Boris Johnson launched a scattergun attack on the SNP as he urged voters to “chuck Salmond overboard”.
The Mayor of London, who will stand as an MP in next year’s general election, hit out at the “Londonophobia” of some pro-independence campaigners.
To a strained smile from David Cameron, he told delegates at the Tory party conference in Birmingham they had “permission to purr” a reference to the Prime Minister’s accidental revealing of the Queen’s alleged reaction to last month’s No vote.
Mr Johnson said: “I noticed over the last few weeks and months that there was a slight note not just of Anglophobia but of Londonophobia in some of the rhetoric of our friends in the Scottish Nationalist Party.
“A suggestion that Londoners were culturally, politically and economically divorced from the rest of the country.
“And to listen to some of the London-bashing, you might think that London was a modern Babylon with billionaires being plied with hot towels in the top-deck club class of their swanky new buses.”

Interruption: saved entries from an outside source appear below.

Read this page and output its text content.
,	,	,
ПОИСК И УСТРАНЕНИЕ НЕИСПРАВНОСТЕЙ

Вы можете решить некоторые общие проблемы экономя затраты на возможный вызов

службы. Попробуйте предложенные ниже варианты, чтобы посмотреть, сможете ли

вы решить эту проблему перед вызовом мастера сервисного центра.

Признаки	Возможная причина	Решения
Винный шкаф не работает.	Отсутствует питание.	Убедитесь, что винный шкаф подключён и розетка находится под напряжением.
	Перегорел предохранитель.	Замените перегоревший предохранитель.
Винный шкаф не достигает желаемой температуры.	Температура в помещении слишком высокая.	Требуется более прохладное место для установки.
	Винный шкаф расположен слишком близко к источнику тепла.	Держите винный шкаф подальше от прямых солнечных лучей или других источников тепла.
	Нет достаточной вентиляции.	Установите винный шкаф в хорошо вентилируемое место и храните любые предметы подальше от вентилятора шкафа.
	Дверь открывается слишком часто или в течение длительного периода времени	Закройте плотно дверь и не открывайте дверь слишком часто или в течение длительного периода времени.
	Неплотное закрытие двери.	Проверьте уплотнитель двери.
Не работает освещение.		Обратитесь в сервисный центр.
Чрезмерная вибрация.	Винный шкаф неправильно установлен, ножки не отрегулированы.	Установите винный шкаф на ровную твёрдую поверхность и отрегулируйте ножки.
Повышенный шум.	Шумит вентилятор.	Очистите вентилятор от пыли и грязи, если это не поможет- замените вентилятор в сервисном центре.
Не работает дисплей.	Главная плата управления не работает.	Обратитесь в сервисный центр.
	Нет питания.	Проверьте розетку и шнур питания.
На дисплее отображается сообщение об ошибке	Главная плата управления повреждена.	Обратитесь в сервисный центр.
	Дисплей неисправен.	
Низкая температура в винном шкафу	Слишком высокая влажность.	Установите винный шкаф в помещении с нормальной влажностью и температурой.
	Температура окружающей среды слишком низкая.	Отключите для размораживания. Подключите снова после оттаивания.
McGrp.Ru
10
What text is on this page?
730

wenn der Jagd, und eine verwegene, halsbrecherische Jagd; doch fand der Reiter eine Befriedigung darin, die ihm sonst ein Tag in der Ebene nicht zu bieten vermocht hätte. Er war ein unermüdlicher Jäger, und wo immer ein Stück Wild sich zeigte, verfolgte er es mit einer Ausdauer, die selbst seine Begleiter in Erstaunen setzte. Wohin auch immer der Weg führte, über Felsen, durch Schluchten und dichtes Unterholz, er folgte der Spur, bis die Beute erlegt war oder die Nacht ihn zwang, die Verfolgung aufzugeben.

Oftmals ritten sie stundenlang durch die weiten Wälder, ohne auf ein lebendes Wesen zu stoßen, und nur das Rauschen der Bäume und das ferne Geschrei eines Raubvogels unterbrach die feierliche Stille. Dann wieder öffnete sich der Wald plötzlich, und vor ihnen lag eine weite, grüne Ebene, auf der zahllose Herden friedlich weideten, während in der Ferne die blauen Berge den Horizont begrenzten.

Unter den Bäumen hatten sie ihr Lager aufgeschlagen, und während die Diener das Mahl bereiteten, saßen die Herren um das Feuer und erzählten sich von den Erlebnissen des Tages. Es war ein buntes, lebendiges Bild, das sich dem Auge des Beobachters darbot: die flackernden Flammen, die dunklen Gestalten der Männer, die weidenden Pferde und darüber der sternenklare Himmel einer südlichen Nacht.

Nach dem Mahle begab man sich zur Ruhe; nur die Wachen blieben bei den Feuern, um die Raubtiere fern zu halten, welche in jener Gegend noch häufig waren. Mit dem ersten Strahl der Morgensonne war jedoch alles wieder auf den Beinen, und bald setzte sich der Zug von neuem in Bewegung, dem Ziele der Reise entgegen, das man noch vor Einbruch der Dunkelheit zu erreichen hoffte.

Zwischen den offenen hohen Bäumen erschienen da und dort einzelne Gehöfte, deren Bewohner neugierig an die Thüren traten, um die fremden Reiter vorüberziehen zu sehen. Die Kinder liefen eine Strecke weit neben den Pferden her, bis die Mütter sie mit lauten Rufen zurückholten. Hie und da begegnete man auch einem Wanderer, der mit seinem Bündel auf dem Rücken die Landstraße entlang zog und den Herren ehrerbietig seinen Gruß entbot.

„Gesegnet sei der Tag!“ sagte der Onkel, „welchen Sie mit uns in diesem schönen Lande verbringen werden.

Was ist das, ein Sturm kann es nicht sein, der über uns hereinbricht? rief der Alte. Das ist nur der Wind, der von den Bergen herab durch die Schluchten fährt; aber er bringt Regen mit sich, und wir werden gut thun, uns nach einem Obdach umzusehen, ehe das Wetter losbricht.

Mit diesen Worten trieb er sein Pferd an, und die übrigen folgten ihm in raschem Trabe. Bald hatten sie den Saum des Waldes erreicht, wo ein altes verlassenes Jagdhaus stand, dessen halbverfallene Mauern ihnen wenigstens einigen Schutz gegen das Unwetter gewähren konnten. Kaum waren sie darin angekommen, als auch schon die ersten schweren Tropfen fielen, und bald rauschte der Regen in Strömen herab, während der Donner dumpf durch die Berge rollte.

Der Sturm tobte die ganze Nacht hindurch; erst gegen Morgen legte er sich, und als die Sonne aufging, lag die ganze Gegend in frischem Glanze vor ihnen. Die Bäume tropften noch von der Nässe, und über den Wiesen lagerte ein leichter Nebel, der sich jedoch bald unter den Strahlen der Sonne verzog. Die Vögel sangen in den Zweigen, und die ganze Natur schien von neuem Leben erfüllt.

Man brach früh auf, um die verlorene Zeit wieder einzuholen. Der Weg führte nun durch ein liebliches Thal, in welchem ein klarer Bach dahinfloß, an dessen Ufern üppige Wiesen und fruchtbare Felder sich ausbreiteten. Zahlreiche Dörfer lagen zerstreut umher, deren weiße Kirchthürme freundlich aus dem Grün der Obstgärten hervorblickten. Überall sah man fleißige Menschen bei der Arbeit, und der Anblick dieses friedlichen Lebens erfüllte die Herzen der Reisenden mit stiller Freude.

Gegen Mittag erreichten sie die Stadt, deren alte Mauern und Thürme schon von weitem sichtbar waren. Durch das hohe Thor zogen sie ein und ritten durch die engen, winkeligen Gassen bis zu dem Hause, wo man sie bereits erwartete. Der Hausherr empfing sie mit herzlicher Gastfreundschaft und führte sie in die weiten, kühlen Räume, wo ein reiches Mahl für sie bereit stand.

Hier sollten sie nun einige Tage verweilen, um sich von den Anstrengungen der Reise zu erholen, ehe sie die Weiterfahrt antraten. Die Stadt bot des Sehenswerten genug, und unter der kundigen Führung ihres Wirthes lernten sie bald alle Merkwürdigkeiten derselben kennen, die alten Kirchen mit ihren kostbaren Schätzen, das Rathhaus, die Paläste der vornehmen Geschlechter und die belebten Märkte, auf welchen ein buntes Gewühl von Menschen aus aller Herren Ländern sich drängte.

He added: “If someone tells you that all this means London is somehow different from the rest of the country and above all if they try to imply that what happens in London is irrelevant to the economic fortunes of our nation, then I would respectfully have to tell them that they are talking through the back of their neck.
“Because at this conference we can say with pride that London remains not just the capital of England, but thanks to the wisdom of a clear majority of Scots, it is the capital of Britain and the capital of the United Kingdom and will remain so for our lifetimes. You have permission to purr.”
He also advocated blocking Scottish MPs from voting on legislation in Westminster which don’t apply north of the border.
“I want to end the nonsense that allows Labour MPs to vote on English laws and only the Conservatives will deliver that,” he said.